Solve Gem Installation Timeout when Building Docker Image
Recently we adopted docker to automate the deployment process. Everything worked great on small projects, and we really enjoyed that.
However, we encountered gem installation timeout problem when migrating a big project. The error happened randomly, and the error message is shown below:
Gem::RemoteFetcher::UnknownHostError: timed out (https://rubygems.org/gems/<name of the gem>.gem)
The error message is quite common when installing gems directly to your local machines or servers. Normally we just need to rerun bundle install in this case, since bundle install is able to pick up the remaining installation tasks from the interrupt point. Docker image building process will also fail when this error happens, but the next docker build is not able to restart from the failed point.

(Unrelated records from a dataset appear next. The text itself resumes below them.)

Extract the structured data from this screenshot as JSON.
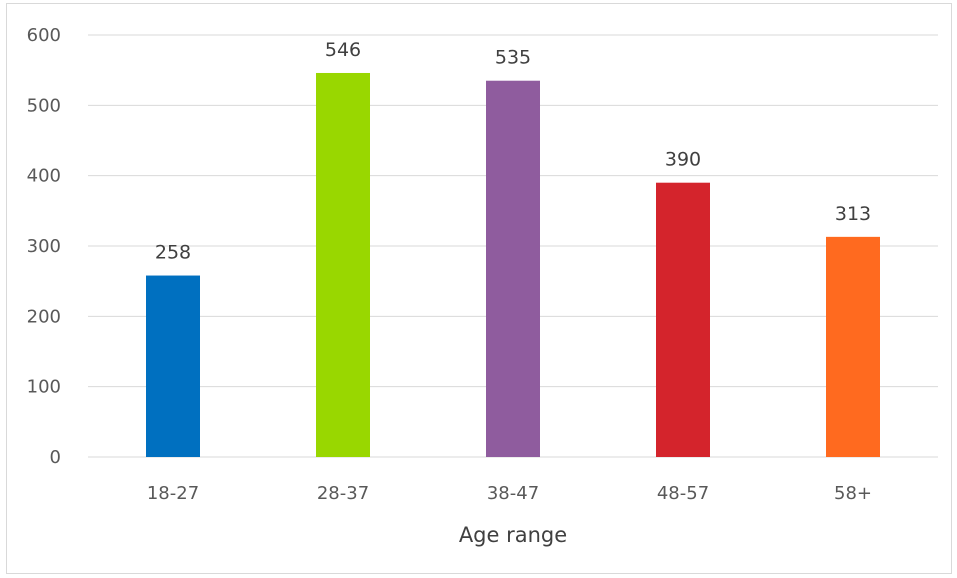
{
  "chart_data": {
    "type": "bar",
    "categories": [
      "18-27",
      "28-37",
      "38-47",
      "48-57",
      "58+"
    ],
    "values": [
      258,
      546,
      535,
      390,
      313
    ],
    "data_labels": [
      "258",
      "546",
      "535",
      "390",
      "313"
    ],
    "colors": [
      "#0070C0",
      "#99D700",
      "#8F5C9E",
      "#D4242C",
      "#FF6A1F"
    ],
    "title": "",
    "xlabel": "Age range",
    "ylabel": "",
    "ylim": [
      0,
      600
    ],
    "yticks": [
      0,
      100,
      200,
      300,
      400,
      500,
      600
    ],
    "ytick_labels": [
      "0",
      "100",
      "200",
      "300",
      "400",
      "500",
      "600"
    ],
    "grid": true,
    "gridline_color": "#d9d9d9",
    "legend": "none"
  }
}
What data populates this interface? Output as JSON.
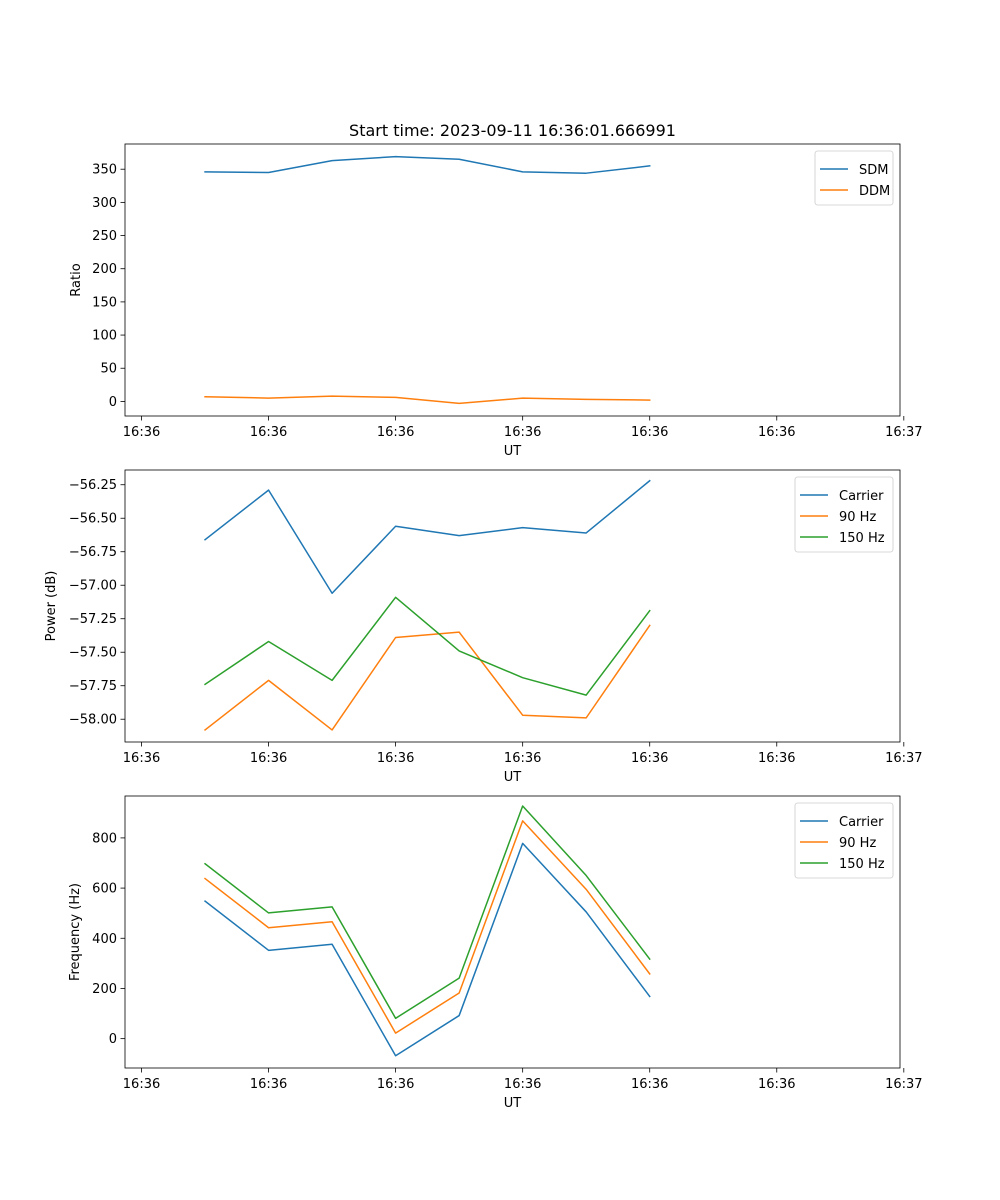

We searched online and tried the following methods:
1. Try another gem source. We tried http://rubygems.org/ and https://ruby.taobao.org/, but neither of them solved the problem.
2. Install the gems into a volume. It mitigates the problem, since we are able to have "cache" of installed gems. However, it also means that we have to install gems when starting the container instead of when building the image, which can significantly slow down the startup. Moreover, the gem installation still can fail, and we have to start up the container multiple times. Therefore, this solution did not meet our expectation.
Finally, we came up a very simple solution. First, let's look at the Dockerfile:
RUN mkdir /app/
WORKDIR /app/
ADD Gemfile* /app/
ADD scripts /app/scripts/
RUN bash scripts/bundle.sh
Instead of calling bundle install directly, we call a shell script instead. The script will rerun bundle install if the previous one failed, and it will issue 5 bundle install instructions at most:
N=0
STATUS=1
until [ ${N} -ge 5 ]
do
bundle install --without development test --jobs 4 --deployment && STATUS=0 && break
echo 'Try bundle again ...'
N=$[${N}+1]
sleep 1
done
exit ${STATUS}
When the previous bundle install is failed and less than 5 bundle install are called, the next one will be able to continue from the failed point. From our observation, the whole bundle install process would normally fail about two times, so we limit the bundle install to run at most 5 times here, and it is fine to adjust this number according to the project complexity. In this way, the docker image build will fail fast if some other issues are blocking the gems to be installed correctly.
In this way, we achieved everything we want. Gems are installed during building the image, and the gem installation is able to continue from failed point if timeout error occurred. Hopefully you can also benefit from this solution in future.